Apex made only one payment of $200 to Farr & Stone; Carolyn Lopez advanced the money from her personal funds. In July 1974 Lopez sent a letter on Apex stationery stating "to whom it may concern" that Lopez and his children were not associated with the management of Apex as officer, shareholder, employee, agent, representative, or in any capacity, and were not responsible for any of its obligations, debts, or accounts payable.
 Lopez contends this evidence fails to support the finding that he promised Farr & Stone he would pay the insurance premium obligation of Apex. In making this contention Lopez ignores a cardinal rule of appellate review: the appellate court will not reweigh conflicting evidence before the trier of fact. Whatever other witnesses might have testified, Lawrence Stone testified that Lopez promised to pay Apex's premiums out of his own checkbook. That testimony is not inherently improbable or unworthy of belief and therefore constitutes substantial evidence to support the trial court's finding. (Protopappas v. Protopappas, 213 Cal. App. 2d 659, 664 [28 Cal. Rptr. 884].)

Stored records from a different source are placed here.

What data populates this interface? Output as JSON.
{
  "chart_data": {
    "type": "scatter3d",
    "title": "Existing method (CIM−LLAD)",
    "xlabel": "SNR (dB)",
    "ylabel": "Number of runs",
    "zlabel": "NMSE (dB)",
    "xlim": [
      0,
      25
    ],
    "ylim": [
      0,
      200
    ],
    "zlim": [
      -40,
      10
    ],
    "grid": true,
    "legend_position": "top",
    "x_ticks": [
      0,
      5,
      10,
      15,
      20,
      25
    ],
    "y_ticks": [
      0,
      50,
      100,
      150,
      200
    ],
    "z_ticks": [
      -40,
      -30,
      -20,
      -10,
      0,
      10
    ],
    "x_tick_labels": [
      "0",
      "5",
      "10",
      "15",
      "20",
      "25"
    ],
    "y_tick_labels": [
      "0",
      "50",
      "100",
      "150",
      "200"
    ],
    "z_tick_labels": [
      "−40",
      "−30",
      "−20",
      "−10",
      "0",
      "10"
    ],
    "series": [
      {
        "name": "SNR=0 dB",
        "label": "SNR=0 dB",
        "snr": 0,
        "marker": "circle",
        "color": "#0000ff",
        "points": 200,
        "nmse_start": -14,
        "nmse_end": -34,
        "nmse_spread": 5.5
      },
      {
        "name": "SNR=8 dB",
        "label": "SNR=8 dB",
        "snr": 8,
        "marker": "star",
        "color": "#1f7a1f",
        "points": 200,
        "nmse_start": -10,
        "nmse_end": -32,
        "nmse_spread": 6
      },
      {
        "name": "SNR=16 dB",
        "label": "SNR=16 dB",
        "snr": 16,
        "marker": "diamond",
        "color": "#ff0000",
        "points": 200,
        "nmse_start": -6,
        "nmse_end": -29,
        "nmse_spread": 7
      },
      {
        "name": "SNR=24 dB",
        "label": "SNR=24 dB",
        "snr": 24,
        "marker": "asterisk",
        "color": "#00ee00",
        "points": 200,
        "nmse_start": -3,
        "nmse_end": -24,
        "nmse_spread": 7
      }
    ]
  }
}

[2a] Lopez contends the statute of frauds bars enforcement of his oral promise. Farr & Stone relies on an exception to the statute in Civil Code section 2794: "A promise to answer for the obligation of another, in any of the following cases, is deemed an original obligation of the promisor, and need not be in writing: ... (4) Where the promise is upon a consideration beneficial to the promisor, whether moving from either party to the antecedent obligation, or from another person ..." Lopez argues this exception does not apply because there was no consideration beneficial to him in this case because he received nothing of immediate and direct pecuniary benefit. (See Michael Distributing Co. v. Tobin, 225 Cal. App. 2d 655, 665 [37 Cal. Rptr. 518].)
The statute of frauds does not apply. The forebearance of Farr & Stone to cancel Apex's insurance policies was a detriment to Farr & Stone, which passed up the opportunity to obtain rebates on prepaid [61 Cal. App. 3d 622] premiums, and a benefit to Lopez's children, who had a promised ownership interest in Apex. Lopez, of course, had a direct and personal concern in the welfare of his children and their economic venture. Moreover, his own business reputation was at stake since he assumed the title of "elected chairman of the board" of Apex and undertook to save the failing company.  "It is well settled that whenever the leading and main object of the promisor is not to become surety or guarantor of another but to subserve some purpose or interest of his own, the promise is not within the statute [of frauds] even though performance of the promise may pay the debt or discharge the obligation of another." (Merritt v. J.A. Stafford Co., 68 Cal. 2d 619, 628 [68 Cal. Rptr. 447, 440 P.2d 927].)
The consideration required for Civil Code section 2794, subdivision (4), usually is, but need not be, pecuniary. In Schumm v. Berg, 37 Cal. 2d 174, 187-188 [231 P.2d 39, 21 A.L.R.2d 1051], for example, part of the consideration was an agreement to name a child after the promisor. The Supreme Court in Schumm noted that the important question is whether the promise is only an assumption of another's liability or a new and primary obligation of the promisor. [2b] The evidence supports the trial court's finding that Lopez undertook a new and primary obligation in return for the continued support of Farr & Stone.
The judgment is affirmed.
Roth, P. J., and Compton, J., concurred.